To convert it back (xml to json) take a look at this answer https://stackoverflow.com/a/62468955/1485527 .

Answer 3

Transforming with XSLT 3.0 is the only proper way to do it, as far as I can tell. It is guaranteed to produce valid XML, and a nice structure at that. https://www.w3.org/TR/xslt/#json

Answer 4

If you want to replace any node value you can do like this

JSONObject json = new JSONObject(str);
String xml = XML.toString(json);
xml.replace("old value", "new value");

Answer 5

If you have a valid dtd file for the xml then you can easily transform json to xml and xml to json using the eclipselink jar binary.

Refer this: http://www.cubicrace.com/2015/06/How-to-convert-XML-to-JSON-format.html

The article also has a sample project (including the supporting third party jars) as a zip file which can be downloaded for reference purpose.

Answer 6

Use the (excellent) JSON-Java library from json.org then

JSONObject json = new JSONObject(str);
String xml = XML.toString(json);

toString can take a second argument to provide the name of the XML root node.

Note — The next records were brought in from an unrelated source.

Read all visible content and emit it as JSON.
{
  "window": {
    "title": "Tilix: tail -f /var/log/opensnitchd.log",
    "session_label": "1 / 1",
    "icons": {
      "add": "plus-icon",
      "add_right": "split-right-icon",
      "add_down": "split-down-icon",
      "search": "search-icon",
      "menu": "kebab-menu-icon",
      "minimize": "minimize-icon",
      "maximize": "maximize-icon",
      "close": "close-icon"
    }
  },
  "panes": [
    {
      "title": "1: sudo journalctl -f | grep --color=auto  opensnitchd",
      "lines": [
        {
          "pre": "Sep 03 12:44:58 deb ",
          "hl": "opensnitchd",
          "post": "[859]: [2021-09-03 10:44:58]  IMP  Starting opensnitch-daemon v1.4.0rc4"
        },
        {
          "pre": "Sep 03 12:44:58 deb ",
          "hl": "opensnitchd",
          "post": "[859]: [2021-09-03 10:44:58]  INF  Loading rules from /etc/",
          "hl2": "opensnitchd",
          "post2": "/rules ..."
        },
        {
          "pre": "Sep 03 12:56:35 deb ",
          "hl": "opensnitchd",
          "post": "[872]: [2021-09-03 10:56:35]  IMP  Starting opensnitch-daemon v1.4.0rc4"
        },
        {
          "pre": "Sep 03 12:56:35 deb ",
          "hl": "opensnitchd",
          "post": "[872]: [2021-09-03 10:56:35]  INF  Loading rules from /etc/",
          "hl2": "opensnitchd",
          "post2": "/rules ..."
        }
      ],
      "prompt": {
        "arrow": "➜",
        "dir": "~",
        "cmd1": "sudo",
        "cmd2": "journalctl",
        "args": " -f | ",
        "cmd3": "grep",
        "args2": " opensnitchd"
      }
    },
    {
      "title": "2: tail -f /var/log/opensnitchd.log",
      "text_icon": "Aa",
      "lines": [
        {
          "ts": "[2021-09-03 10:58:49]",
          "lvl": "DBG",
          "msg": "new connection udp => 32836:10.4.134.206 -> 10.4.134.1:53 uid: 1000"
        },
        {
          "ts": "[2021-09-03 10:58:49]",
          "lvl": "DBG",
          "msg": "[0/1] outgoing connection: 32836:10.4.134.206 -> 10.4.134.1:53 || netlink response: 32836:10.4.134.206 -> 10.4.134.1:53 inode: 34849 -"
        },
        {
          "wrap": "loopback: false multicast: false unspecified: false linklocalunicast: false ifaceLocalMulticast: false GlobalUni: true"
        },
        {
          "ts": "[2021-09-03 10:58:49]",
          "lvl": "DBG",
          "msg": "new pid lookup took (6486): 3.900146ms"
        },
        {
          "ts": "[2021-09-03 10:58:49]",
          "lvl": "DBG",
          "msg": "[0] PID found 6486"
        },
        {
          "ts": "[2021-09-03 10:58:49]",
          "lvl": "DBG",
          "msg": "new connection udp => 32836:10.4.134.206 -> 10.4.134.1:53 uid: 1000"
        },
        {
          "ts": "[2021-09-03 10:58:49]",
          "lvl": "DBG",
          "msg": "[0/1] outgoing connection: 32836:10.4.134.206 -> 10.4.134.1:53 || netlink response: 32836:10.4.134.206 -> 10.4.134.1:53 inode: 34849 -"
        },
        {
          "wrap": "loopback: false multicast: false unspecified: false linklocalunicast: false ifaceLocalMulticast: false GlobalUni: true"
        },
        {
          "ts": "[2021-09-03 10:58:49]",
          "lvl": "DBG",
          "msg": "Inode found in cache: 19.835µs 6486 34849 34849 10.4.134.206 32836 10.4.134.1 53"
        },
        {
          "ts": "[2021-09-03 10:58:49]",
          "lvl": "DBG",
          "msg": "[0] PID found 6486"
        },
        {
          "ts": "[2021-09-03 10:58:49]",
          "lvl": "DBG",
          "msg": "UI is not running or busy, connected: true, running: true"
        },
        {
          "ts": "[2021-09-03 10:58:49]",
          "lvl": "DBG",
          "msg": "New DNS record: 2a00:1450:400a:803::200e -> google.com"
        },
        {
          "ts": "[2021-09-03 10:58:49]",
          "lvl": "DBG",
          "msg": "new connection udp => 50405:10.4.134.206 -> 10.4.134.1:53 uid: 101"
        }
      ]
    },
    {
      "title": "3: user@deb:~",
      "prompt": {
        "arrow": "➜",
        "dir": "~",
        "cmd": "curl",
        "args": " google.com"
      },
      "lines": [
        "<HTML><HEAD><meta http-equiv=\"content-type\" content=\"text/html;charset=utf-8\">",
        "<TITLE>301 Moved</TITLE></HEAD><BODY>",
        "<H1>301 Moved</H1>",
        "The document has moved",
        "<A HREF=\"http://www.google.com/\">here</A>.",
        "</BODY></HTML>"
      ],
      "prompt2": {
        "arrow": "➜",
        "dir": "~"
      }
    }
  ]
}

This library is also able to convert XML to JSON using XML.toJSONObject(java.lang.String string)

Check the Javadoc

Link to the the github repository

POM

<dependency>
    <groupId>org.json</groupId>
    <artifactId>json</artifactId>
    <version>20160212</version>
</dependency>

original post updated with new links